Parándome a pensar en un podcast de noticias, tipo DLV, me he planteado la duda de por qué debe seguir la fórmula radiofónica de debatir varias noticias en un mismo programa. Hagamos un paralelismo con el mundo de los blogs y el periódico: la prensa escrita es un conjunto de páginas con un orden de publicación más o menos organizado donde aparecen un montón de noticias variadas. ¿Ocurre eso en los blogs? No. Aquí el formato es distinto; se escribe sobre una única noticia, se etiqueta y se publica. Tú recibes en ese momento la información y decides si leerla o no, independientemente de que unos segundos más tarde recibas otra información de la misma fuente que sí te pueda interesar. Incluso, puedes llegar al blog buscando esa información sin necesidad de estar sindicado ¿Véis adónde quiero llegar? ¿Por qué no en vez de un programa de una hora con, digamos, un debate sobre cinco noticias juntas no dividimos el audio en cinco, digamos, píldoras -qué poco me gusta la palabra pero en este caso define bien lo que quiero decir- repito, píldoras de 15-20 minutos con un único tema de debate por cada una de ellas? Pienso que con esta fórmula tendríamos varias ventajas adicionales:
Primero.- Yo elijo sobre qué información quiero escuchar el debate. Si por lo que sea no me apetece oir hablar de la primera información, simplemente ignoro la píldora y paso a la siguiente (¿no hacemos eso muchas veces con las canciones de un disco?)
Segundo.- El propio programa puede etiquetar de manera eficiente una píldora, y por tanto me puede facilitar la búsqueda de ese tema. Si quiero saber lo que los componentes de DLV opinan sobre la cría de berberechos, puedo buscar su píldora, escucharla y olvidarme del tema sin necesidad de buscar siquiera el tema sobre un audio de 50 minutos. Sobre este punto, cuando he debatido el tema por Twitter me han recomendado soluciones muy específicas y limitadas en cuanto a tecnología (notas usando GarageBand con AAC extendido, o formato ogg) y mi pregunta es: ¿por qué tengo que limitarme a usuarios de iTunes o de ogg? Quiero que sea posible que alguien usando su motor de búsqueda favorito pueda llegar a encontrar la píldora de DLV donde debata la información buscada, independientemente de los gadgets que esté usando. En este sentido creo que también plataformas como ivoox puede aportar un centro fácil de búsqueda de audios para contenidos claros.

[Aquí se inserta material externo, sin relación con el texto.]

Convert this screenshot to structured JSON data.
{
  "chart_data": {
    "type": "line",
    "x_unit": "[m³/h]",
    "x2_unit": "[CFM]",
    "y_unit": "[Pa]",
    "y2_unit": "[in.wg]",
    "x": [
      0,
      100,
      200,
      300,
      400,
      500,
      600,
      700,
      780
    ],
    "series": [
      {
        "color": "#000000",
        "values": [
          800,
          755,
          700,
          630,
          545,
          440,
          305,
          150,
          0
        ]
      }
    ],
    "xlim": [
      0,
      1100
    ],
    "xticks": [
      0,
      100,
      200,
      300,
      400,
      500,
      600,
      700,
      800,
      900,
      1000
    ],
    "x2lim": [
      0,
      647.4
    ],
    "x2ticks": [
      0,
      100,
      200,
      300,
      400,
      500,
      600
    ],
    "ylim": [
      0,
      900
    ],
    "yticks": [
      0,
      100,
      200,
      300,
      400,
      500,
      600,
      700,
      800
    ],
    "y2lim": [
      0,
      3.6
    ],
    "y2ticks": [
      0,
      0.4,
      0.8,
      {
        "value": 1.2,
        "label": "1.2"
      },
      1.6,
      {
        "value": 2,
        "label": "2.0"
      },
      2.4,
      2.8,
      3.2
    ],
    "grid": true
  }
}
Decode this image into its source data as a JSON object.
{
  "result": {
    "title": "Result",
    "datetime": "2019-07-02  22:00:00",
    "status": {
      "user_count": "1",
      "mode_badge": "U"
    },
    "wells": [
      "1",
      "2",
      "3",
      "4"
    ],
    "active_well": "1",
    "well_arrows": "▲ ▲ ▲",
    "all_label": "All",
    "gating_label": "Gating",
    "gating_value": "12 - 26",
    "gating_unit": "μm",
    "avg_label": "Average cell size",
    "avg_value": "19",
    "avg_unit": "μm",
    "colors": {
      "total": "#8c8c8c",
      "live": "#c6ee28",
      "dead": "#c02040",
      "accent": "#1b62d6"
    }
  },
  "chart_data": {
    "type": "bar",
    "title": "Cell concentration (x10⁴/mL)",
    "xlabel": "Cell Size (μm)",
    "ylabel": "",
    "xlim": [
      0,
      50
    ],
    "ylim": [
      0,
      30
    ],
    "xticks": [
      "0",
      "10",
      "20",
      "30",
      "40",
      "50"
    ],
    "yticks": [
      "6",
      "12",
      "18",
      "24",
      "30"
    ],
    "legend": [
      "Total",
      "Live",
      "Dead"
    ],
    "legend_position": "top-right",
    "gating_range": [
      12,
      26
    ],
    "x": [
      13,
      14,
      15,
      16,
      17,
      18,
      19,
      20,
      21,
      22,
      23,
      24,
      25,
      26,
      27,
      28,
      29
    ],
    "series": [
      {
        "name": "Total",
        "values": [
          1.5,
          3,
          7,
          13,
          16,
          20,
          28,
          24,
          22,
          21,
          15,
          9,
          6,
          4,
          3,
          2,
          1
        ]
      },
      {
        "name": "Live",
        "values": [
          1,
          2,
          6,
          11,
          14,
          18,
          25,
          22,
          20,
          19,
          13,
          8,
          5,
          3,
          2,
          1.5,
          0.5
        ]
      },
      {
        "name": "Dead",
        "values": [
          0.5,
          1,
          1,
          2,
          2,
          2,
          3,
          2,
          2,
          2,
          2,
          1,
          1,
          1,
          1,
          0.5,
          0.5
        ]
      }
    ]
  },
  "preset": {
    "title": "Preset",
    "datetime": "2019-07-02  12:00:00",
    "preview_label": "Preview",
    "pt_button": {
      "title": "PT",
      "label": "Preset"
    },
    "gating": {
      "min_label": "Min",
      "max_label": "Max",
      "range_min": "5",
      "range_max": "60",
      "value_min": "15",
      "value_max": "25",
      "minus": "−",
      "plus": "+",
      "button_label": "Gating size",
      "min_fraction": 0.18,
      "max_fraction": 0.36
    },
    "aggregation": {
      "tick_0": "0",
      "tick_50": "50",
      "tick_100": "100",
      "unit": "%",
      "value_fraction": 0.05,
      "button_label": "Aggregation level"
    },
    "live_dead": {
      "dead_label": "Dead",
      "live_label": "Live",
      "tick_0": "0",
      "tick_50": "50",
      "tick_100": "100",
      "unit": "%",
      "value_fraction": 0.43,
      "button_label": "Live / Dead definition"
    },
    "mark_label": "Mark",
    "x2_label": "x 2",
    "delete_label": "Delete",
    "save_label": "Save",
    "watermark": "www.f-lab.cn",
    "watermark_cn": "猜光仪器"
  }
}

Tercero.- Voy a aplicar el mismo formato a Kafelog. Sí, es un podcast que funciona, tiene su público, es divertido y muchas cosas más. Pero imaginad que soy un cinéfilo empedernido y llego a ellos; las críticas de Roberto Pastor me parecen muy buenas y disfruto con él, pero resulta que para llegar a su audio debo tragar una sección de móviles y otra de juegos que no me interesan ni lo más mínimo (es un caso hipotético, ¿eh chicos? no lo toméis al pie de la letra). ¿Por qué no separarlo más? Ellos incluso lo tienen más fácil que DLV, puesto que sí tienen un corte entre secciones y yo, contento, me descargo sólo las píldoras de Roberto; incluso puedo llegar a su crítica del peliculón Bitch Slap usando mi buscador y, ¿por qué no? atraer a gente que le interese el cine pero no los otros temas (gente que, me imagino, podrían no llegar a escuchar el podcast porque el comienzo con móviles no les gusta).
Lo que quiero dejar claro con esta reflexión es que quizá debemos comenzar a pensar de otra manera, a dejar atrás el continente para reforzar el contenido, como me ha remarcado Ictioscopio, y a olvidarnos de imitar comportamientos tradicionales que funcionan bien en radio, pero que en nuestro caso podrían estar limitándonos porque, no lo olvidemos, somos radio y algo más.